I do think that most people's jobs are in the scientific, engineering, academic, creative fields. But that doesn't mean their lives are boring. They probably party all the time in their time off. You think we have a lot of entertainment with Netflix and such, they have all that only with 400 years of media at their fingertips.
What about the waiters in Joseph Sisko's restaurant, or in all the bars and clubs we've seen in Trek? The poor guy cleaning the carpet at Starfleet HQ in STII? The Trekverse isn't automated enough for most people to be scientists or academics.

Those janitorial jobs were 23rd century. There were apparently many advancements between TOS and the late TNG. Replication, much better computers, holographic contructs etc. The EMH was repurposed to clean plasma conduits and exocomps could handle nearly any mechanical repair. What was left that a machine could not do?

People found meaningfull work in making wine it not scrubbing toilets.
 
I do think that most people's jobs are in the scientific, engineering, academic, creative fields. But that doesn't mean their lives are boring. They probably party all the time in their time off. You think we have a lot of entertainment with Netflix and such, they have all that only with 400 years of media at their fingertips.
What about the waiters in Joseph Sisko's restaurant, or in all the bars and clubs we've seen in Trek? The poor guy cleaning the carpet at Starfleet HQ in STII? The Trekverse isn't automated enough for most people to be scientists or academics.
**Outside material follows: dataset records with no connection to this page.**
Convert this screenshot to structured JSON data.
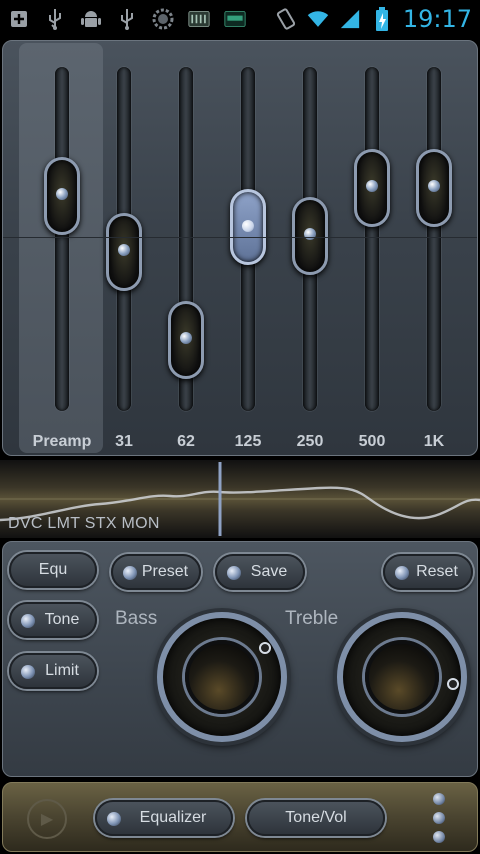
{
  "status_bar": {
    "left_icons": [
      "add-box-icon",
      "usb-icon",
      "android-debug-icon",
      "usb-icon",
      "settings-cog-icon",
      "equalizer-widget-icon",
      "digital-clock-widget-icon"
    ],
    "right_icons": [
      "rotate-icon",
      "wifi-icon",
      "signal-icon",
      "battery-charging-icon"
    ],
    "time": "19:17",
    "accent_color": "#33b5e5"
  },
  "equalizer": {
    "bands": [
      {
        "label": "Preamp",
        "level": 0.34
      },
      {
        "label": "31",
        "level": 0.55
      },
      {
        "label": "62",
        "level": 0.88
      },
      {
        "label": "125",
        "level": 0.46,
        "active": true
      },
      {
        "label": "250",
        "level": 0.49
      },
      {
        "label": "500",
        "level": 0.31
      },
      {
        "label": "1K",
        "level": 0.31
      }
    ]
  },
  "response_graph": {
    "status_text": "DVC LMT STX MON"
  },
  "controls": {
    "equ_label": "Equ",
    "preset_label": "Preset",
    "save_label": "Save",
    "reset_label": "Reset",
    "tone_label": "Tone",
    "limit_label": "Limit",
    "bass_label": "Bass",
    "treble_label": "Treble"
  },
  "bottom_bar": {
    "equalizer_tab": "Equalizer",
    "tone_vol_tab": "Tone/Vol",
    "play_icon": "play-icon",
    "menu_icon": "overflow-dots-icon"
  }
}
Joseph Sisko considers his restaurant to be a creative outlet for him.

I tend to think that all those things I mentioned are very difficult fields to enter, so people enter service jobs at the low levels in those fields in order to work their way up to the top.

If you think about those kinds of fields today, they are the jobs that mostly go to people who are born rich and had parents to pay for expensive education. Now imagine everyone were born rich and everybody had access to those levels of education, imagine how much more competitive those top jobs would be. You would need to prove yourself at the low levels to be accepted at the high levels, nobody would have it handed to them. So they start out as waiters because they want to become the head chef. They start out as low ranking maintenance workers because they want to build starships.
The top positions will always be very finite. The world needs more people to do the menial stuff than to have the higher spots.